We would like to thank Neuroscience Victoria for supporting the fellowship that facilitated this work. Furthermore, we would like to thank Markus Bath and Shahrokh Abbasi-Rad from the University of Queensland who helped with the sequence implementation and advised on the sequence setup.

References

[1] Ibrahim TS, Lee R, Abduljalil AM, Baertlein BA, Robitaille PM. Dielectric resonances and B 1 field inhomogeneity in UHFMRI: computational analysis and experimental findings. Magnetic resonance imaging. 2001;19(2):219-26.

[2] Shen J, Chen Z, Yang J. FOCI with reduced RF power requirements. Journal of Magnetic Resonance Imaging 2004;20:531–537.

[3] Reese TG, Heid O, Weisskoff R, Wedeen VJ. Reduction of eddy‐current‐induced distortion in diffusion MRI using a twice‐refocused spin echo. Magnetic Resonance in Medicine. 2003;49(1):177-82.
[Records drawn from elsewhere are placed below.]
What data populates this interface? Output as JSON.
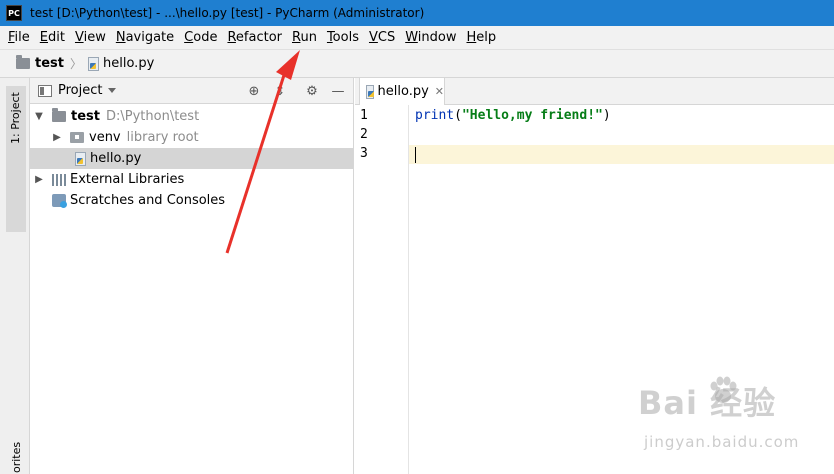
{
  "window": {
    "title": "test [D:\\Python\\test] - ...\\hello.py [test] - PyCharm (Administrator)",
    "logo_text": "PC"
  },
  "menu": [
    {
      "label": "File",
      "mnemonic": "F",
      "rest": "ile"
    },
    {
      "label": "Edit",
      "mnemonic": "E",
      "rest": "dit"
    },
    {
      "label": "View",
      "mnemonic": "V",
      "rest": "iew"
    },
    {
      "label": "Navigate",
      "mnemonic": "N",
      "rest": "avigate"
    },
    {
      "label": "Code",
      "mnemonic": "C",
      "rest": "ode"
    },
    {
      "label": "Refactor",
      "mnemonic": "R",
      "rest": "efactor"
    },
    {
      "label": "Run",
      "mnemonic": "R",
      "rest": "un"
    },
    {
      "label": "Tools",
      "mnemonic": "T",
      "rest": "ools"
    },
    {
      "label": "VCS",
      "mnemonic": "V",
      "rest": "CS"
    },
    {
      "label": "Window",
      "mnemonic": "W",
      "rest": "indow"
    },
    {
      "label": "Help",
      "mnemonic": "H",
      "rest": "elp"
    }
  ],
  "breadcrumb": {
    "project": "test",
    "file": "hello.py"
  },
  "left_strip": {
    "project_tab": "1: Project",
    "bottom_tab": "orites"
  },
  "project_panel": {
    "title": "Project",
    "tree": [
      {
        "name": "test",
        "extra": "D:\\Python\\test"
      },
      {
        "name": "venv",
        "extra": "library root"
      },
      {
        "name": "hello.py",
        "extra": ""
      },
      {
        "name": "External Libraries",
        "extra": ""
      },
      {
        "name": "Scratches and Consoles",
        "extra": ""
      }
    ]
  },
  "editor": {
    "tab_label": "hello.py",
    "line_numbers": [
      "1",
      "2",
      "3"
    ],
    "code": {
      "func": "print",
      "open": "(",
      "string": "\"Hello,my friend!\"",
      "close": ")"
    },
    "current_line": 3
  },
  "watermark": {
    "main": "Bai  经验",
    "sub": "jingyan.baidu.com"
  },
  "colors": {
    "titlebar": "#1f7fd0",
    "annotation_arrow": "#e8312a",
    "current_line": "#fcf5d9",
    "keyword": "#0033b3",
    "string": "#067d17"
  }
}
[4] Abbasi-Rad S, Cloos M, Jin J, O'Brien K, Barth M. B1+ inhomogeneity mitigation using adiabatic refocusing RF pulses for diffusion weighted imaging at 7T. Proceedings of the Annual Meeting of the International Society of Magnetic Resonance in Medicine. 2021;29:0916.

[5] Hurley AC, Al‐Radaideh A, Bai L, Aickelin U, Coxon R, Glover P, et al. Tailored RF pulse for magnetization inversion at ultrahigh field. Magnetic Resonance in Medicine. 2010;63(1):51-8.
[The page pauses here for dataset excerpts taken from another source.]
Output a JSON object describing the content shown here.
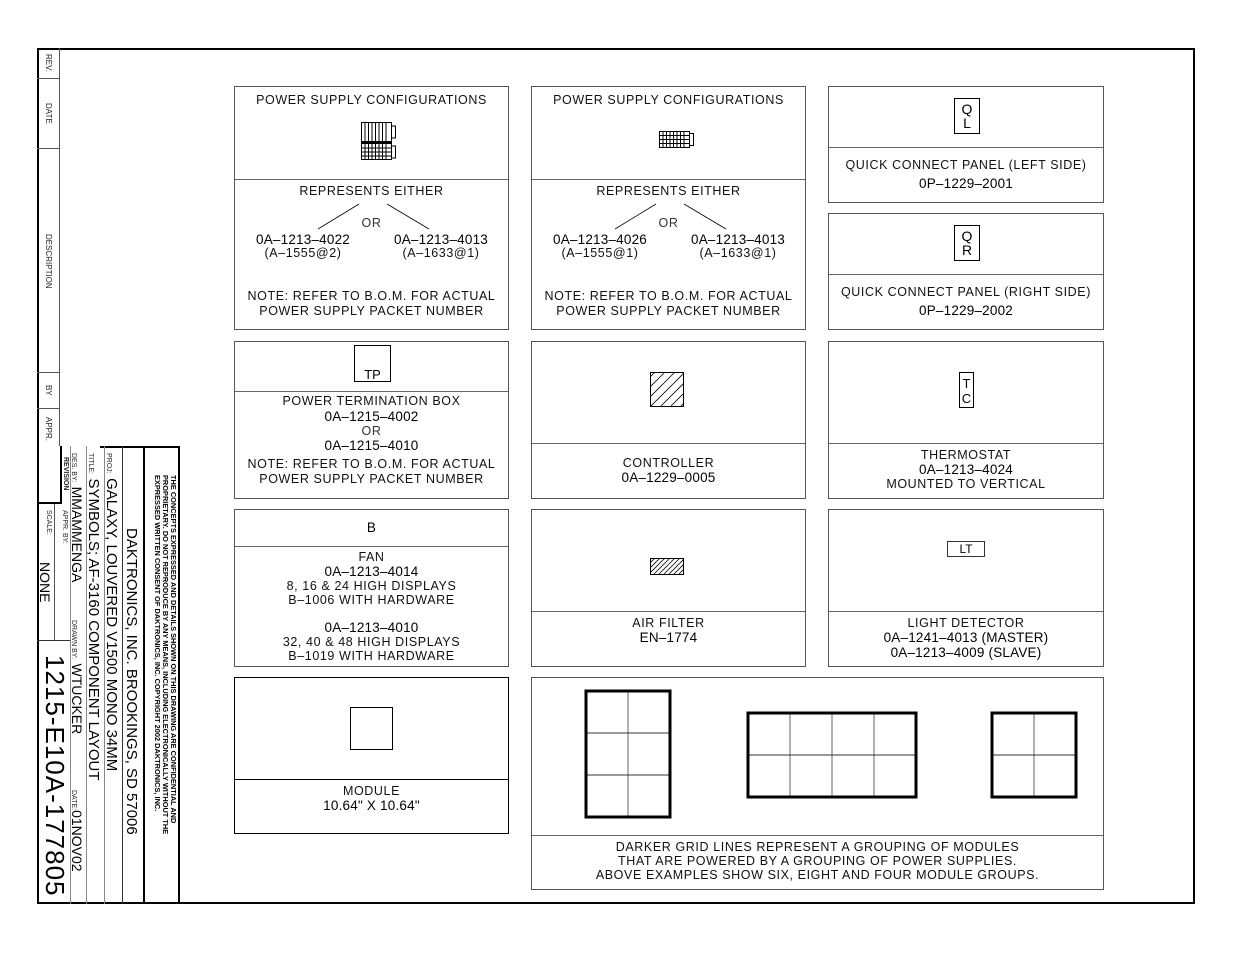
{
  "revision_block": {
    "labels": [
      "REV.",
      "DATE",
      "DESCRIPTION",
      "BY",
      "APPR."
    ]
  },
  "title_block": {
    "legal_lines": [
      "THE CONCEPTS EXPRESSED AND DETAILS SHOWN ON THIS DRAWING ARE CONFIDENTIAL AND",
      "PROPRIETARY. DO NOT REPRODUCE BY ANY MEANS, INCLUDING ELECTRONICALLY WITHOUT THE",
      "EXPRESSED WRITTEN CONSENT OF DAKTRONICS, INC.          COPYRIGHT 2002 DAKTRONICS, INC."
    ],
    "company": "DAKTRONICS, INC.   BROOKINGS, SD 57006",
    "proj_label": "PROJ:",
    "proj_value": "GALAXY, LOUVERED V1500 MONO 34MM",
    "title_label": "TITLE:",
    "title_value": "SYMBOLS; AF-3160 COMPONENT LAYOUT",
    "des_by_label": "DES. BY:",
    "des_by_value": "MMAMMENGA",
    "drawn_by_label": "DRAWN BY:",
    "drawn_by_value": "WTUCKER",
    "date_label": "DATE:",
    "date_value": "01NOV02",
    "revision_label": "REVISION",
    "appr_by_label": "APPR. BY:",
    "scale_label": "SCALE:",
    "scale_value": "NONE",
    "drawing_number": "1215-E10A-177805"
  },
  "panels": {
    "ps1": {
      "header": "POWER SUPPLY CONFIGURATIONS",
      "represents": "REPRESENTS EITHER",
      "or": "OR",
      "left_part": "0A–1213–4022",
      "left_sub": "(A–1555@2)",
      "right_part": "0A–1213–4013",
      "right_sub": "(A–1633@1)",
      "note1": "NOTE: REFER TO B.O.M. FOR ACTUAL",
      "note2": "POWER SUPPLY PACKET NUMBER"
    },
    "ps2": {
      "header": "POWER SUPPLY CONFIGURATIONS",
      "represents": "REPRESENTS EITHER",
      "or": "OR",
      "left_part": "0A–1213–4026",
      "left_sub": "(A–1555@1)",
      "right_part": "0A–1213–4013",
      "right_sub": "(A–1633@1)",
      "note1": "NOTE: REFER TO B.O.M. FOR ACTUAL",
      "note2": "POWER SUPPLY PACKET NUMBER"
    },
    "ql": {
      "symbol_top": "Q",
      "symbol_bottom": "L",
      "name": "QUICK CONNECT PANEL (LEFT SIDE)",
      "part": "0P–1229–2001"
    },
    "qr": {
      "symbol_top": "Q",
      "symbol_bottom": "R",
      "name": "QUICK CONNECT PANEL (RIGHT SIDE)",
      "part": "0P–1229–2002"
    },
    "tp": {
      "symbol": "TP",
      "name": "POWER TERMINATION BOX",
      "part1": "0A–1215–4002",
      "or": "OR",
      "part2": "0A–1215–4010",
      "note1": "NOTE: REFER TO B.O.M. FOR ACTUAL",
      "note2": "POWER SUPPLY PACKET NUMBER"
    },
    "controller": {
      "name": "CONTROLLER",
      "part": "0A–1229–0005"
    },
    "thermostat": {
      "symbol_top": "T",
      "symbol_bottom": "C",
      "name": "THERMOSTAT",
      "part": "0A–1213–4024",
      "note": "MOUNTED TO VERTICAL"
    },
    "fan": {
      "symbol": "B",
      "name": "FAN",
      "part1": "0A–1213–4014",
      "desc1a": "8, 16 & 24 HIGH DISPLAYS",
      "desc1b": "B–1006 WITH HARDWARE",
      "part2": "0A–1213–4010",
      "desc2a": "32, 40 & 48 HIGH DISPLAYS",
      "desc2b": "B–1019 WITH HARDWARE"
    },
    "air_filter": {
      "name": "AIR FILTER",
      "part": "EN–1774"
    },
    "light_detector": {
      "symbol": "LT",
      "name": "LIGHT DETECTOR",
      "part1": "0A–1241–4013 (MASTER)",
      "part2": "0A–1213–4009 (SLAVE)"
    },
    "module": {
      "name": "MODULE",
      "size": "10.64\" X 10.64\""
    },
    "groups": {
      "line1": "DARKER GRID LINES REPRESENT A GROUPING OF MODULES",
      "line2": "THAT ARE POWERED BY A GROUPING OF POWER SUPPLIES.",
      "line3": "ABOVE EXAMPLES SHOW SIX, EIGHT AND FOUR MODULE GROUPS.",
      "examples": [
        {
          "label": "six",
          "cols": 2,
          "rows": 3
        },
        {
          "label": "eight",
          "cols": 4,
          "rows": 2
        },
        {
          "label": "four",
          "cols": 2,
          "rows": 2
        }
      ]
    }
  }
}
[6] Abbasi-Rad, S, O’Brien, K, Kelly, S, et al. Improving FLAIR SAR efficiency at 7T by adaptive tailoring of adiabatic pulse power through deep learning. Magnetic Resonance in Medicine. 2021;85:2462– 2476.

Figures

Sequence diagram. The SLR-based refocusing pulses of the twice refocussed spin echo sequence have been replaced by TR-FOCI pulses with a pulse length of 10ms. For SAR reduction their B1 amplitude (red boxes) was jointly optimised on a slice-by-slice basis. [Figure taken from [4]].

Phantom experiment. Phantom b0 images (a) for SLR-based (top row) and TR-FOCI based without (middle) and with (bottom row) slice-by-slice B1 amplitude adjustments. Both TR-FOCI acquisitions show greater signal recovery. Flip angle maps (b) highlight varying B1 requirements for different slices and even in the phantom this enabled a 28% SAR reduction axially. Line profile (c) in phantom positions show no discernible difference between the original constant high-power TR-FOCI and the slice-by-slice B1 amplitude optimised acquisition, validating the desired functionality.
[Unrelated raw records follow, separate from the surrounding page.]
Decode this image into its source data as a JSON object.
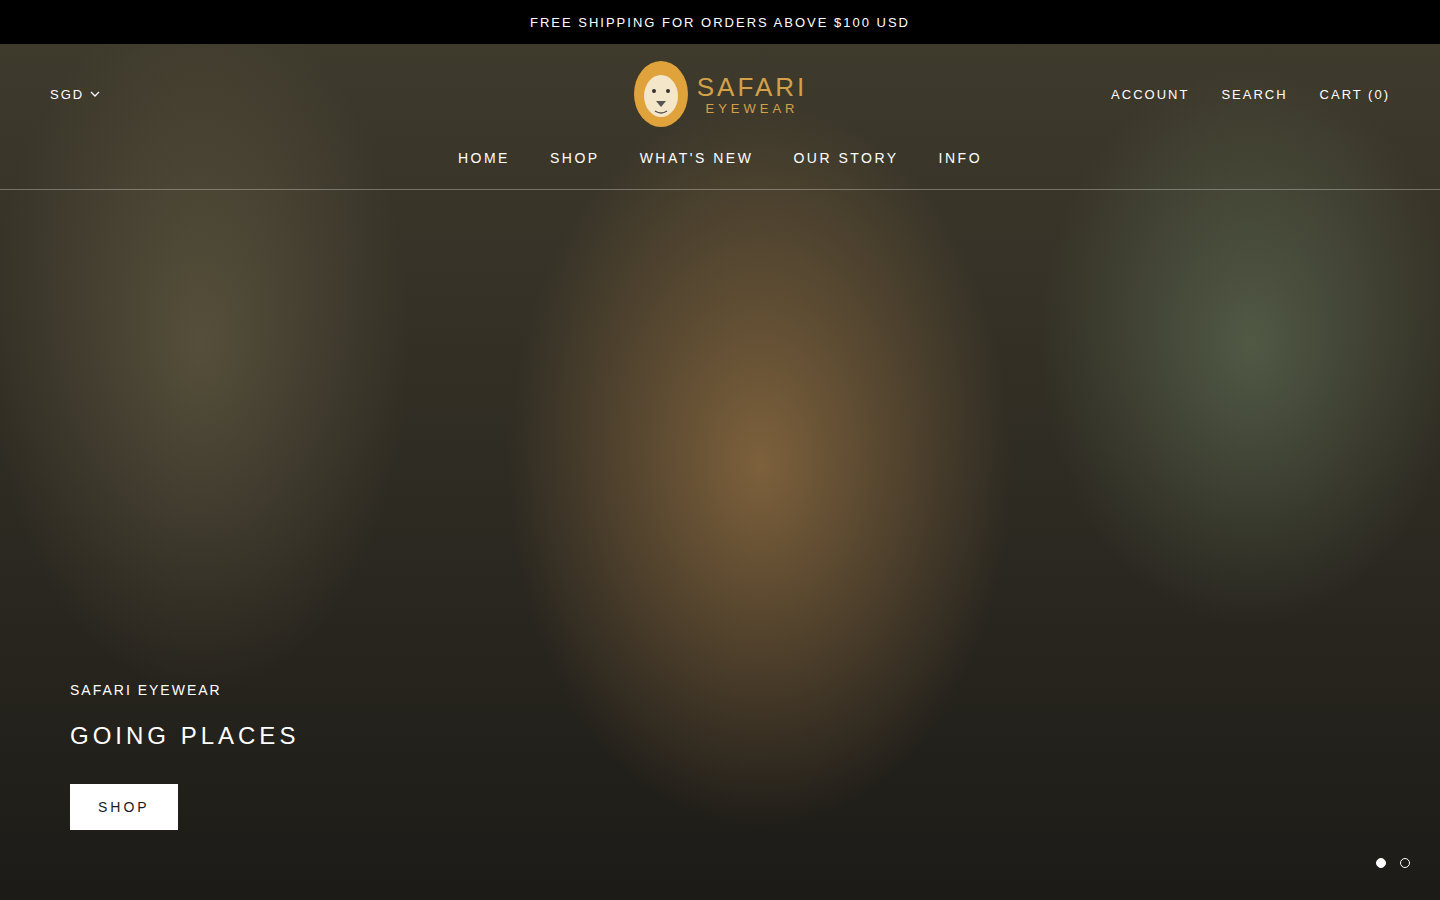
{
  "announcement": "FREE SHIPPING FOR ORDERS ABOVE $100 USD",
  "header": {
    "currency": "SGD",
    "logo": {
      "line1": "SAFARI",
      "line2": "EYEWEAR"
    },
    "links": [
      "ACCOUNT",
      "SEARCH",
      "CART (0)"
    ]
  },
  "nav": [
    "HOME",
    "SHOP",
    "WHAT'S NEW",
    "OUR STORY",
    "INFO"
  ],
  "hero": {
    "subtitle": "SAFARI EYEWEAR",
    "title": "GOING PLACES",
    "button": "SHOP"
  },
  "slides": [
    {
      "selected": true
    },
    {
      "selected": false
    }
  ]
}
Flip angle maps. Mean and standard deviation across flip angle maps in the human brain across coronal, sagittal and axial slices. Coronal and sagittal maps show most variation of B1 within each slice and only a moderate variation of mean B1 performance across slices; axial slices show less intra-slice variation and a good differentiation between poor B1 areas (bottom of the brain) and good B1 areas (top of the brain). This indicates that this orientation has the most to gain from a slice-by-slice adjustment of the RF pulse.

In vivo experiment. Healthy human volunteer b0 images (a) for SLR-based (top row) and TR-FOCI based (middle and bottom row) acquisitions. Low B1 in areas around the cerebellum (b) lead to strong signal dropouts in SLR-based acquisition, while the signal is better recovered from TR-FOCI based measurements. This is maintained across b-values (c). We found no discernible differences between high-power TR-FOCI and the slice-by-slice optimised acquisition despite a 31% reduction in SAR.